A diplomacia mundial assistiu nesta quarta-feira (20) a uma nova demonstração de força da aliança entre Pequim e Moscou. Recebido com honras militares no Grande Salão do Povo, o presidente russo, Vladimir Putin, reuniu-se com seu homólogo chinês, Xi Jinping, para consolidar a cooperação bilateral em um momento de acentuada instabilidade geopolítica.

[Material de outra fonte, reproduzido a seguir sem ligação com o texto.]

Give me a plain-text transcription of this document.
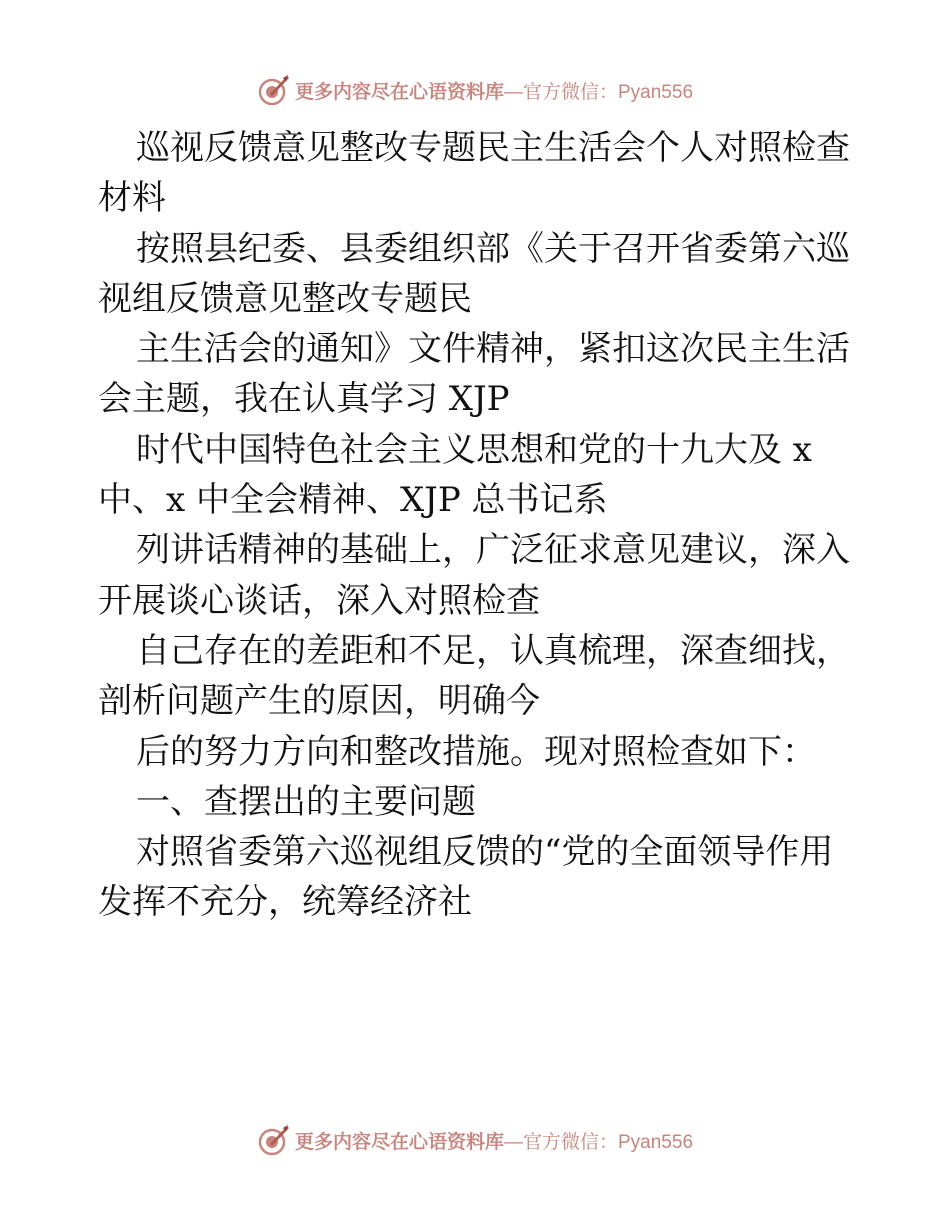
更多内容尽在心语资料库 —官方微信：Pyan556
巡视反馈意见整改专题民主生活会个人对照检查
材料
按照县纪委、县委组织部《关于召开省委第六巡
视组反馈意见整改专题民
主生活会的通知》文件精神，紧扣这次民主生活
会主题，我在认真学习 XJP
时代中国特色社会主义思想和党的十九大及 x
中、x 中全会精神、XJP 总书记系
列讲话精神的基础上，广泛征求意见建议，深入
开展谈心谈话，深入对照检查
自己存在的差距和不足，认真梳理，深查细找，
剖析问题产生的原因，明确今
后的努力方向和整改措施。现对照检查如下：
一、查摆出的主要问题
对照省委第六巡视组反馈的“党的全面领导作用
发挥不充分，统筹经济社
更多内容尽在心语资料库 —官方微信：Pyan556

O encontro ocorreu menos de uma semana após Xi ter recebido o presidente dos Estados Unidos, Donald Trump, reforçando o papel da China como um eixo central na articulação global.
Os líderes assinaram uma declaração conjunta que eleva a relação ao patamar de “coordenação estratégica abrangente“, desde a área militar até a tecnológica. A pauta do dia foi dominada pela busca por estabilidade em meio a crises no Oriente Médio e à persistência do conflito na Ucrânia, além de uma postura coordenada contra iniciativas de defesa dos EUA.
“Força estabilizadora” contra a “lei da selva”
Durante as conversas, Xi Jinping utilizou um tom contundente ao afirmar que o mundo corre o risco de regredir à “lei da selva“. O líder chinês descreveu a parceria com a Rússia como uma “força estabilizadora global” e pediu que ambos os países se opusessem a “toda intimidação unilateral“.
A cooperação militar foi um dos pontos altos da agenda. Pequim e Moscou oficializaram o compromisso de reforçar ações conjuntas entre suas forças armadas.
Simultaneamente, os dois líderes teceram críticas diretas ao projeto “Golden Dome” (Domo de Ouro), sistema de defesa antimísseis dos EUA avaliado em US$ 175 bilhões. Segundo a nota conjunta, a tecnologia representa uma “ameaça óbvia à estabilidade estratégica” por buscar uma capacidade de destruição global que, na visão de Xi e Putin, desequilibra o cenário internacional.
Pragmatismo energético e a sombra do conflito
Para a Rússia, o estreitamento de laços com a China é vital. Isolado por sanções ocidentais desde a invasão da Ucrânia em 2022, o Kremlin encontrou em Pequim não apenas um aliado político, mas seu principal parceiro comercial. A China consolidou-se como a maior compradora de petróleo e gás russos, garantindo fôlego financeiro à economia de Moscou.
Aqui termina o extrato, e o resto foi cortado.